Povidone iodine (PVP-I) and Dexamethasone in adenoviral keratoconjunctivitis (ADKC)

Conjunctivitis is one of the most common conditions treated by ophthalmologists. It carries a significant morbidity with it in terms of loss of working hours, cross-infection and visual impairment. Adenoviruses are the most common cause of conjunctivitis and keratoconjunctivitis. EKC is caused by serotypes 8, 37 and 64 and frequently results in corneal complications and visual impairment.

The treatment of ADKC is controversial and no proven agent exists for its treatment. Kovalyuk et al conducted a prospective, double-blinded RCT of 78 eyes for the treatment of ADKC with a combination of PVP-I and dexamethasone eye drops (1.0% and 0.1% respectively). Patients were divided into 3 groups - (1) The study group: PVP-I 1.0% eyedrops and dexamethasone 0.1% eyedrops four times a day to the involved eye. (2) Control group 1: Dexamethasone 0.1% eyedrops four times a day to involved eye. (3) Control group 2: Artificial tears (hypromellose 0.3%) four times a day to the involved eye.

At every visit patients were handed a symptoms questionnaire. Tear samples were collected for rt-PCR analysis of the virus titre and thorough slit-lamp examination was carried out. Grading was done on a 4-point system. The fastest improvement (5-7 days) was seen in the study group. The slowest improvement was in the control 2 group. SEI were maximum in the control 1 group and 0% in the study group. Thus, the authors gave a strong recommendation for this treatment in ADKC.

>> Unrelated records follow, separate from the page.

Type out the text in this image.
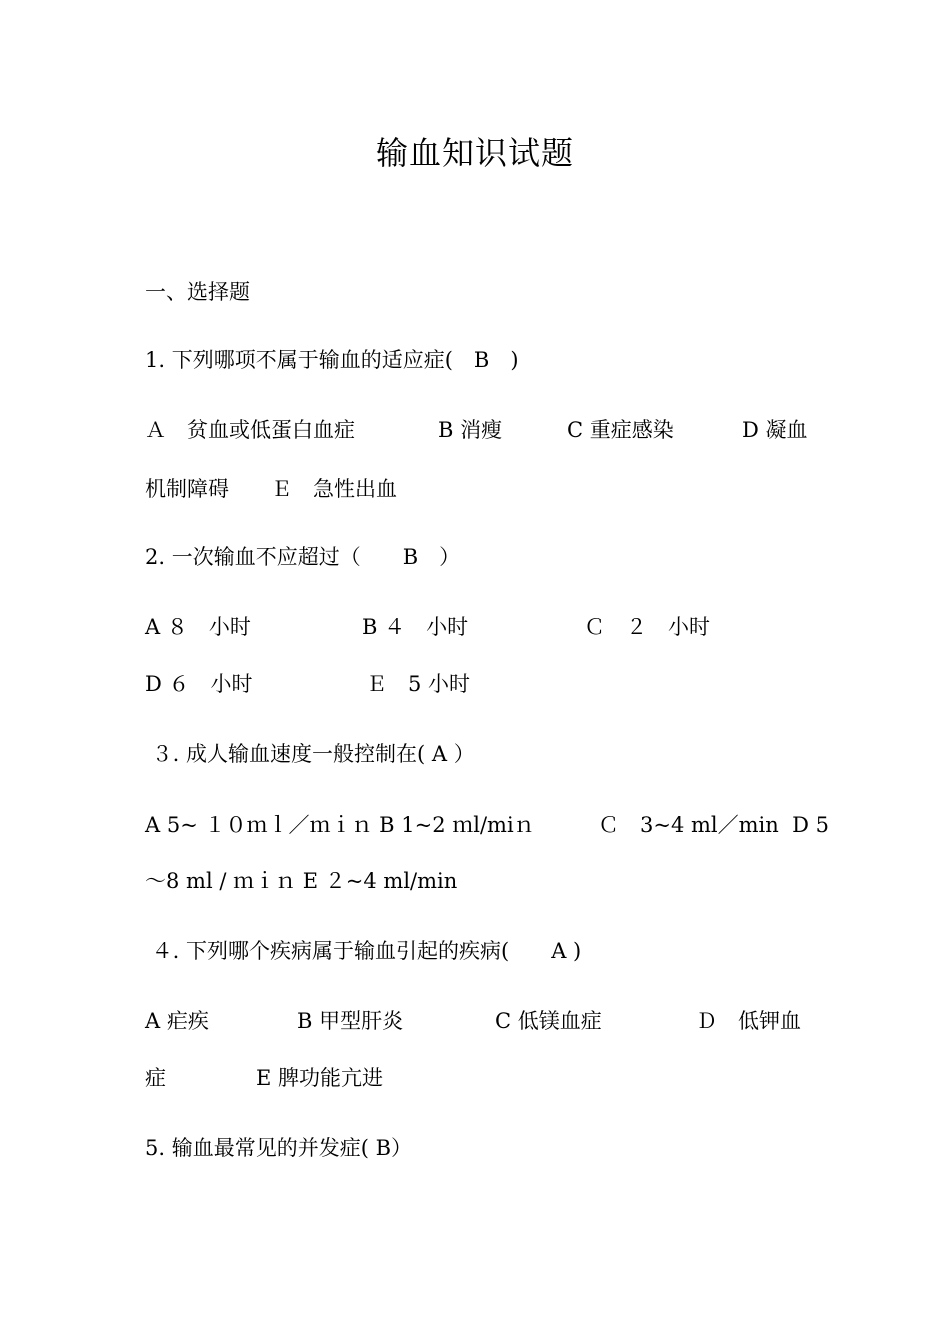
输血知识试题
一、选择题
1. 下列哪项不属于输血的适应症(　B　)
Ａ　贫血或低蛋白血症	B 消瘦	C 重症感染	D 凝血
机制障碍　　Ｅ　急性出血
2. 一次输血不应超过（　　B　）
A ８　小时	B ４　小时	Ｃ　２　小时
D ６　小时	Ｅ　5 小时
３. 成人输血速度一般控制在( A ）
A 5~ １０ｍｌ／ｍｉｎ B 1~2 ｍl/miｎ	Ｃ　3~4 ml／min  D 5
～8 ml / ｍｉｎ E ２~4 ml/min
４. 下列哪个疾病属于输血引起的疾病(　　A )
A 疟疾	B 甲型肝炎	C 低镁血症	Ｄ　低钾血
症	E 脾功能亢进
5. 输血最常见的并发症( B）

Future studies may include a 4th arm of only PVP-I eye drops which is one of the major limitations of this RCT.

Read more:

Kovalyuk N, Kaiserman I, Mimouni M, et al. Treatment of adenoviral keratoconjunctivitis with a combination of povidone-iodine 1.0% and dexamethasone 0.1% drops: a clinical prospective controlled randomized study. Acta Ophthalmol. 2017 Mar 25

Predictors of corneal perforation in MUTT II

A leading cause of monocular vision loss worldwide with approximately 2 million new cases every year is infectious keratitis. Fungal keratitis is endemic in tropical regions and accounts for almost 50% of all corneal ulcers. These ulcers are more difficult to treat than bacterial corneal ulcers and have worse outcomes.

Corneal perforation is a complication of severe fungal keratitis that occurs in upto 50% of the cases. The MUTT II was a RCT that found no benefit of adjuvant oral voriconazole in reducing the risk of perforation and/or TPK in severe filamentous fungal keratitis except for Fusarium species ulcers. Dr. Prajna et al did a secondary analysis of the MUTT II data to determine baseline patient and ulcer characteristics that predict a high risk of developing corneal perforation and/or the need to undergo TPK.

240 patients who presented with a smear-positive filamentous fungal corneal ulcer and a visual acuity worse than 20/400 (logMAR 1.3) were randomized to receive oral voriconazole or a placebo. All patients received topical voriconazole, 1%, and after the results of MUTT I became available, topical natamycin, 5%, was also administered to all patients. The primary outcome of the trial was the rate of perforation and/or the need for TPK.

122 patients (50.8%) developed a full-thickness corneal perforation/needed to undergo TPK. By performing multivariable regression analysis, the authors showed that the presence of hypopyon at baseline indicated 2.28 times the odds of the patient developing a corneal perforation and/or needing TPK. For each step increase in the infiltrate depth as measured at baseline there was 1.69 times the odds of the patient developing a full thickness corneal perforation and/or needing TPK. Study participants whose infiltrate involved the posterior third of the stroma had a 71.4% risk of developing a corneal perforation and/or needing TPK. For each 1-mm increase in the geometric mean of the infiltrate there was 1.37 increased odds of the patient developing perforation and/or needing TPK. Study participants with a baseline infiltrate size more than a geometric mean of 6.63 mm had a 66.7% risk of developing perforation and/or needing TPK.

Clinical features such as visual acuity, baseline culture positivity, type of filamentous fungal organism and duration of symptoms, and demographic characteristics, such as sex and occupation, were not significant predictors in the multivariable regression analysis.

The authors suggest that stratification of severe fungal corneal ulcers based on clinical examination at baseline can select patients who are at the highest risk of experiencing a poor outcome. This is useful to allocate resources toward high-risk patients, particularly in resource-poor settings.

Read more:

Prajna NV, Krishnan T, Rajaraman R, et al. Predictors of Corneal Perforation or Need for Therapeutic Keratoplasty in Severe Fungal Keratitis: A Secondary Analysis of the Mycotic Ulcer Treatment Trial II. JAMA Ophthalmol. 2017;135(9):987-991.